Kevin Durant did the right thing. Had he stayed, a number of things would’ve happened, including: Oklahoma City renamed as “Durant-Burg”, several professional and amateur sculptures, and a music crossover with 80’s icons Duran Duran. I still hope that last one happens. Reality tells us that almost overnight, Kevin Durant is one of the most reviled villains in the NBA. I’m here to say, it doesn’t work like that.
First, let’s take a look at not just the recent history of the league, say the last 8 years or so, but its history in sum total. In that time span, there have been more super teams than could fit into a Marvel Avenger’s film. From Paul Pierce and the “Boston Three Party”, to what I’m calling “The Gold Standard” in Oakland. Joining forces is the easiest and most sensible way to win multiple championships. I say multiple because these days it takes an insurance ring to validate any player’s legacy.
Chemistry and cohesion is more paramount in the NBA than it is for Walter White. You can possess all the talent in the world and crumble like gravel at a construction site without drive and focus. Despite Draymond Green’s most recent transgressions, which as a Michigan State fan make me nauseous, Durant and his 28 points per game, joins a team with a hyper-adaptable head coach in Steve Kerr, Sixth Man extraordinaire Andre Iguodala, and Klay Thompson, the heartbeat of the Warriors. If it works, it will work really, really well.
No one comes to the NBA with the goal of not winning a championship, but not that many teams get to check that box because the power in the league is very compartmentalized.

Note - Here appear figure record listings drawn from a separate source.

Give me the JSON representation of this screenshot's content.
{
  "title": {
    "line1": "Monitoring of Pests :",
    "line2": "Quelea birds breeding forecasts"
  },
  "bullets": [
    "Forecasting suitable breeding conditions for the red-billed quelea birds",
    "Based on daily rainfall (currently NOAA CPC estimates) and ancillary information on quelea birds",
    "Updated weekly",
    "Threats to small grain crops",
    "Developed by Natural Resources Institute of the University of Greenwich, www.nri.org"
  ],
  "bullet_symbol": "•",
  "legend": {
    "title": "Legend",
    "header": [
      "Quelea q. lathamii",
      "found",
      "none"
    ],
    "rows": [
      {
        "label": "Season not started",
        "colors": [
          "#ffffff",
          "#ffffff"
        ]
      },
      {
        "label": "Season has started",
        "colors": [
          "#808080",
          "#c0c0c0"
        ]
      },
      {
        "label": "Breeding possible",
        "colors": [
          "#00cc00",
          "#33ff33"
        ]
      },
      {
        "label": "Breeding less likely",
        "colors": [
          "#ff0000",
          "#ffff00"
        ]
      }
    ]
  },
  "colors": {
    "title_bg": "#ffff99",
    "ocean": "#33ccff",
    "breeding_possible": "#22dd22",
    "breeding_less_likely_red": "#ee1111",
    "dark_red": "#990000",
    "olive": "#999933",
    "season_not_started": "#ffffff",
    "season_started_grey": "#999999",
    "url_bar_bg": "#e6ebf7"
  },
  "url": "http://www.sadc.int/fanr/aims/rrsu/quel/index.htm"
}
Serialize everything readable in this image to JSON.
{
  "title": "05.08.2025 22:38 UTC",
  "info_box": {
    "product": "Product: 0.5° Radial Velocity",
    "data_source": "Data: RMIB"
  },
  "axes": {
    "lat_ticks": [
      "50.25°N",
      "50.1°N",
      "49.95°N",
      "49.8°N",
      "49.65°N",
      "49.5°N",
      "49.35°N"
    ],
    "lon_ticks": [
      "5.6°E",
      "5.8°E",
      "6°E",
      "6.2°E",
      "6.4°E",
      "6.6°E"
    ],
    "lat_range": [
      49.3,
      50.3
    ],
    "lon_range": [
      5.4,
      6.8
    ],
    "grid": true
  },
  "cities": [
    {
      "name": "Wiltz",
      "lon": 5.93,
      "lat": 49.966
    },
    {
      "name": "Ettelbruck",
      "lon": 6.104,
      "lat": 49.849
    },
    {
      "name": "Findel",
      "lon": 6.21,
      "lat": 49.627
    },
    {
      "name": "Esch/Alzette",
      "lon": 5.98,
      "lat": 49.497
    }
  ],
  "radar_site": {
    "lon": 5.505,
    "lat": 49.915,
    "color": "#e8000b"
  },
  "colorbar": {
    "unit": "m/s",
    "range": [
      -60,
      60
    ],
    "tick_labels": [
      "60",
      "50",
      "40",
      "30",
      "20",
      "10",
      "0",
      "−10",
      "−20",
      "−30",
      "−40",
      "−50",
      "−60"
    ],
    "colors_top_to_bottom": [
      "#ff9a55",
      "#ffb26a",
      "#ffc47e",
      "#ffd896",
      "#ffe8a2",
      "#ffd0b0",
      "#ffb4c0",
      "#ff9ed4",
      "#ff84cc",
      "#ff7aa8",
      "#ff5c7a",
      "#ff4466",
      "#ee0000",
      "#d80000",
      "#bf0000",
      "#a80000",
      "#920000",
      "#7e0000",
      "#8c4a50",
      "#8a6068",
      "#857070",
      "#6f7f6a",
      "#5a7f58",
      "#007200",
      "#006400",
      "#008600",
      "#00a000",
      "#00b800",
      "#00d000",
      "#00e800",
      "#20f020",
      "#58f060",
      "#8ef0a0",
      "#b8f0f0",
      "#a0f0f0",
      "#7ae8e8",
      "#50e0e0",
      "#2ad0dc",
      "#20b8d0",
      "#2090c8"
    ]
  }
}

If you’re not the Celtics, Lakers, Bulls, or even the Warriors, you’re an interloper.
It brings me no great joy to make that statement as my Detroit Pistons are relegated to building teams composed exclusively of role players. It took nearly a decade for relevant basketball to return to the Motor City after Chauncey Billups and the Bad Boys 2.0 ousted the heavily-favored Lakers in five games. Andre Drummond’s pathetic free throw shooting notwithstanding, the Pistons are still looking for the last puzzle piece to become a serious contender again.
You can draw some parallels here in Boston, young team anchored by newly-minted superstar Isaiah Thomas, and about 600,000 wait and see draft picks accrued by Danny Ange. Jae Crowder is a nice piece, so is Marcus Smart, but with all their youth, the Celtics are still a dark horse for hanging their 18th NBA championship banner.
Back to Durant. I have a problem with people throwing around the term “Evil Empire” when referring to the current rendition of the Golden State Warriors. That moniker is only earned after decades of reprehensible winning streaks, and a history of divisive figures. That title is reserved for teams like the Yankees, Dallas Cowboys, and Duke Blue Devils. Sure, you can hate a team, but there is a distinction between “most-hated” and “Evil Empire”.
Durant is a good dude, he uses his immense public profile to do NBA Cares projects, he became a legend at the University of Texas, and he’s more understated than you think. He wants to win a title while he’s still very much in his prime, and he took the opportunity. He didn’t do it while beating his chest, nor did he make the world suffer through an ego stroking special on ESPN.
So that’s that. The Durantula is near the top of the food chain in the animal kingdom, and quite frankly, no one made history in this signing. The NBA has and always will be a league of haves and have-nots, but the truth is, before this free agency deal and setting the regular season win mark, the Warriors were sort of a well-liked team. Maybe it’s time to back ease up on KD. The time to earn it starts in a few short months.